WASHINGTON – The U.S.-based National Retail Federation welcomed legislation introduced this week that would strengthen congressional authority over tariff increases like those imposed by the Trump administration during the past year.
“We agree with the need to deliver fair and balanced trade deals, but taxing Americans isn’t the answer — especially without a single vote from Congress,” NRF senior vice-president for government relations David French said.
“At a time when American businesses and consumers are facing unprecedented tariffs imposed unilaterally, it’s time to reexamine the appropriate balance on trade policy between Congress and the executive branch. This legislation represents an important step forward. We urge members of both parties to join this effort and protect hardworking Americans from a growing trade war that could destroy thousands of jobs and raise costs for families across the country.”

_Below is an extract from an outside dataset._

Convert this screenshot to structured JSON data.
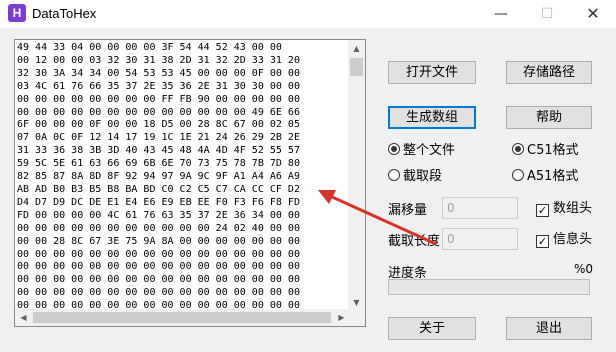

The Reclaiming Congressional Trade Authority Act would limit any new or additional tariffs imposed on national security grounds – including those under Section 232 of the Trade Expansion Act of 1962, the International Emergency Economic Powers Act or the Trading with the Enemy Act – to 120 days unless approved by Congress. Section 232 was the grounds for tariffs on steel and aluminum imposed last year.
The measure would increase and formalize the role of Congress in non-national security tariffs, including those under Section 301 of the U.S. Trade Act of 1974, the law under which recent tariffs on goods from China have been imposed. The administration would be required to provide Congress with goals and strategy behind proposed tariff actions, and Congress would be able to block the tariffs through a joint resolution of disapproval, subject to presidential veto.
The bill would also require the administration to provide Congress with more information on both national security and non-national security tariffs.
NRF has been a leading opponent of tariffs, saying they are a tax on imports that drive up prices of consumer merchandise purchased by American families while increasing the cost of parts and materials used by U.S. companies to manufacture domestic products, ultimately costing many U.S. workers their jobs.
Tariffs of 25 percent have already been imposed on US$250 billion in goods from China, and the Trump administration is currently considering expanding the tariffs to virtually all Chinese imports by imposing the same levy on another $300 billion.
NRF testified at a hearing held June 21 by the Office of the U.S. Trade Representative, asking the administration to reevaluate its strategy for dealing with China. A new report prepared for NRF found the proposed new round of tariffs would cost Americans $4.4 billion each year for apparel, $3.7 billion for toys, $2.5 billion for footwear and $1.6 billion for household appliances.